SFH Median and Average Prices

Readers can see the real story in the Victoria RE Stats Gallery and I encourage them to pass this link to friends, family and anyone else who wants to avoid catching a falling knife.

http://photoshare.shaw.ca/gallery/needinbox/

Roger said...

The trouble with spinmeisters is that they only tell part of the story (i.e. half truths).

Here is Tony's Annual SFH graph, that he printed today, with the BCREA's prediction for 2008 and 2009 added on.

SFH Prediction

Take a close look at 1998 which is VREBs new reference. It was in the middle of a plateau period. Does anyone think we will just plateau after the last six years of price increases and the recent monthly declines??

Anonymous said...

Maybe Tony should listen to a basic statement from the CREA report that says :


"When consumers are not confident about their financial situation, they're not active in the housing market, and that in turn impacts the economy more."


People may well have jobs in Victoria,but if they are getting killed in the markets and/or there are rumblings in their workplace of potential layoffs if things don't pick up does he actually think they are going to go buy a house ? He is out of touch with the real world and the "average Joe".

Aaron said...

Mish grabs a (good news?) BC story...

A microbrewery in British Columbia is toasting the current economic downturn by launching a special brand of recession-style beer.

Howe Sound Brewery has named its most bitter-tasting brew Bailout Bitter in honour of the government bailouts of the financial sector that have taken place in an attempt to mitigate the global financial crisis.

Calling it "bitter ale for bitter times," the brewery said the new beer will cost less than its other brands.

A pint of Bailout Bitter will sell for $5.50, or about $1 less per glass than other brews, at the company's restaurant and pub, located in Squamish, B.C., north of Vancouver.

Anonymous said...

Another neighbour just sold their house at about 97% of asking price - and a decent price at that. Open houses appear to have suddenly picked up as well. Maybe some bears are getting that pre-slumber itch? Hmmm...

Anonymous said...

Tony Joe and vreb should be ashamed of themselves - actually trying to tout price increases this year by using 12 month annual averages is completely horrendous and a massive disservice for people that trust and rely on their expertise.
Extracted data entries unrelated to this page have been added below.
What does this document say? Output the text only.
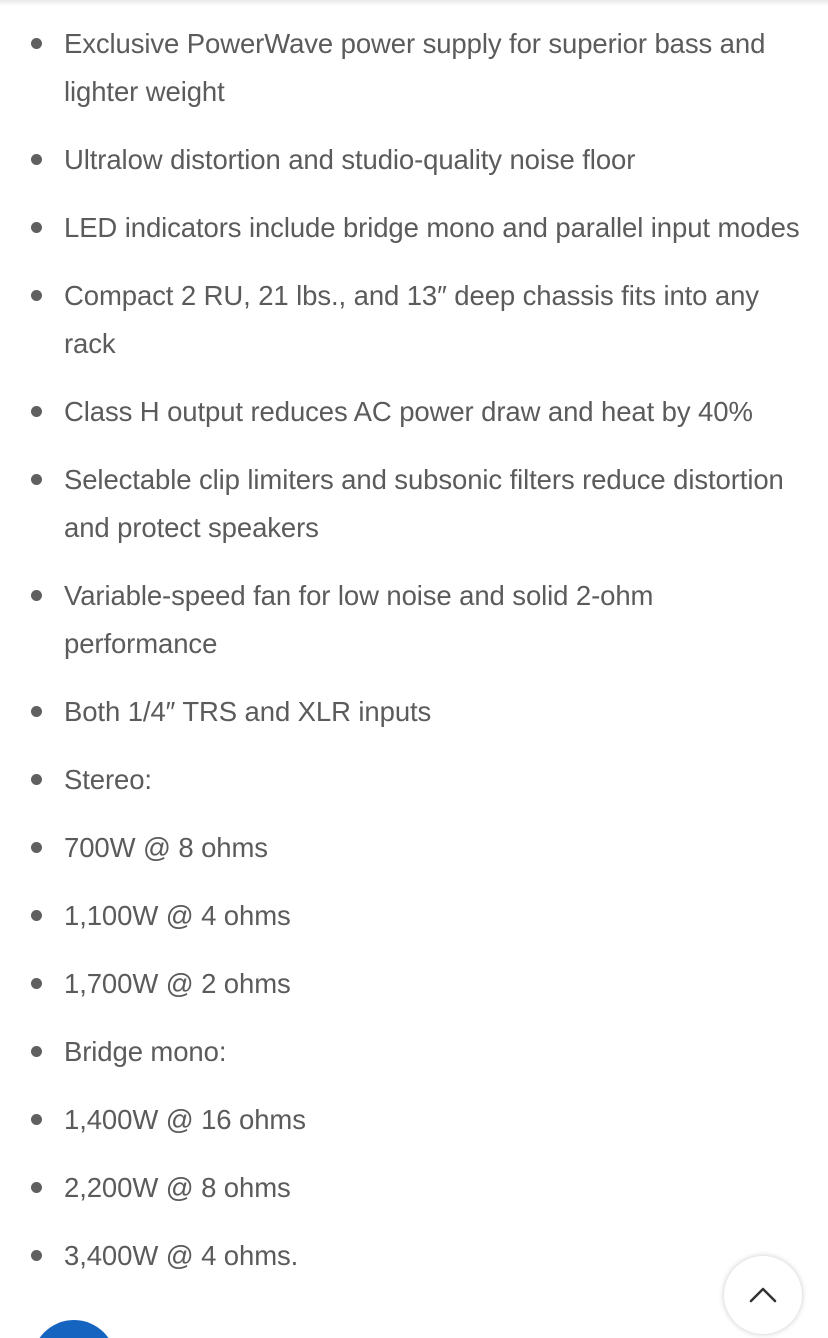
Exclusive PowerWave power supply for superior bass and lighter weight
Ultralow distortion and studio-quality noise floor
LED indicators include bridge mono and parallel input modes
Compact 2 RU, 21 lbs., and 13″ deep chassis fits into any rack
Class H output reduces AC power draw and heat by 40%
Selectable clip limiters and subsonic filters reduce distortion and protect speakers
Variable-speed fan for low noise and solid 2-ohm performance
Both 1/4″ TRS and XLR inputs
Stereo:
700W @ 8 ohms
1,100W @ 4 ohms
1,700W @ 2 ohms
Bridge mono:
1,400W @ 16 ohms
2,200W @ 8 ohms
3,400W @ 4 ohms.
Simply appalling, unethical and shameful.

Anonymous said...

What options are available to counteract this kind of poison? This kind of ethics makes me sick. I already know too many people that are upside down already or are going to be in the next six months.

Somehow I don't feel like writing to the TC is good enough.

Anonymous said...

Maybe we should take out a full page ad ourselves pushing for free markets,not rigged markets where salesmen believe the price of a house should never be on sale. This mentality that the industry thinks there is only one way in a "market" is absolutely appalling.
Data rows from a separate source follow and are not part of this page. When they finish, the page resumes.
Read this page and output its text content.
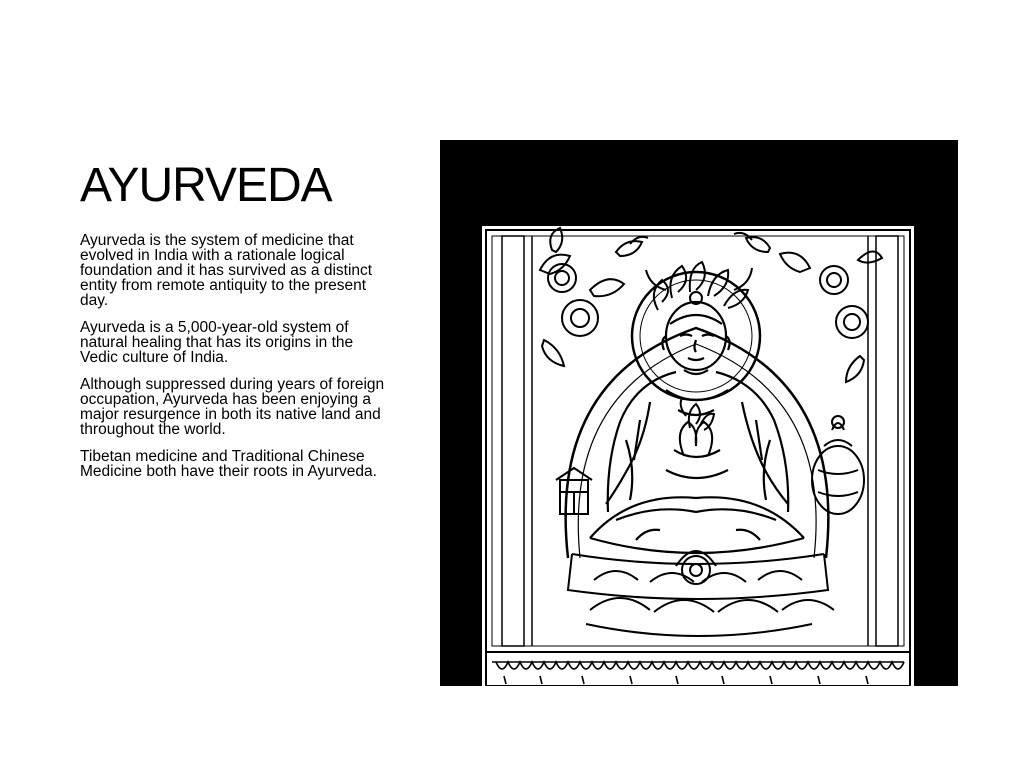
AYURVEDA

Ayurveda is the system of medicine that evolved in India with a rationale logical foundation and it has survived as a distinct entity from remote antiquity to the present day.

Ayurveda is a 5,000-year-old system of natural healing that has its origins in the Vedic culture of India.

Although suppressed during years of foreign occupation, Ayurveda has been enjoying a major resurgence in both its native land and throughout the world.

Tibetan medicine and Traditional Chinese Medicine both have their roots in Ayurveda.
Does a car salesman ever want car prices to go up forever so we all have to pay $40,000 for a low level compact ? No,they want to entice us by saying "we have cut prices to give you a deal" to increase sales. In real estate sales there is not supposed to be any deal to the buyer according to him.


Does GM take out full page adds saying to disregard any rumours we are going under and come in and buy that car now cause the auto industry is fantastic shape ?


Tony Joe comes off looking the greediest salesman ever as he tries to tell people that the market should never go down and according to him all the world turmoil is all bullshit and that is total insanity.

It is unethical to me he is allowed to print that crap in the first place and goes against common ethical business practices in a free market and as head of a real estate board. Maybe a complaint to the BBB is posible ?

Anonymous said...

anon 4:41
Is that 97% of asking price at 1998 assessment? How much money do you make? How big a mortgage will that carry?

boomer said...

Have to wonder why VREB (and most members) are apparently convinced that their self vaunted marketing skills are only effective in RISING price environments, to the extent that they are willing to face increasing animosity towards their "professional" spin machine. Targeting the few remaining gullible buyers with misleading advertising and cherry picked stats is not "marketing".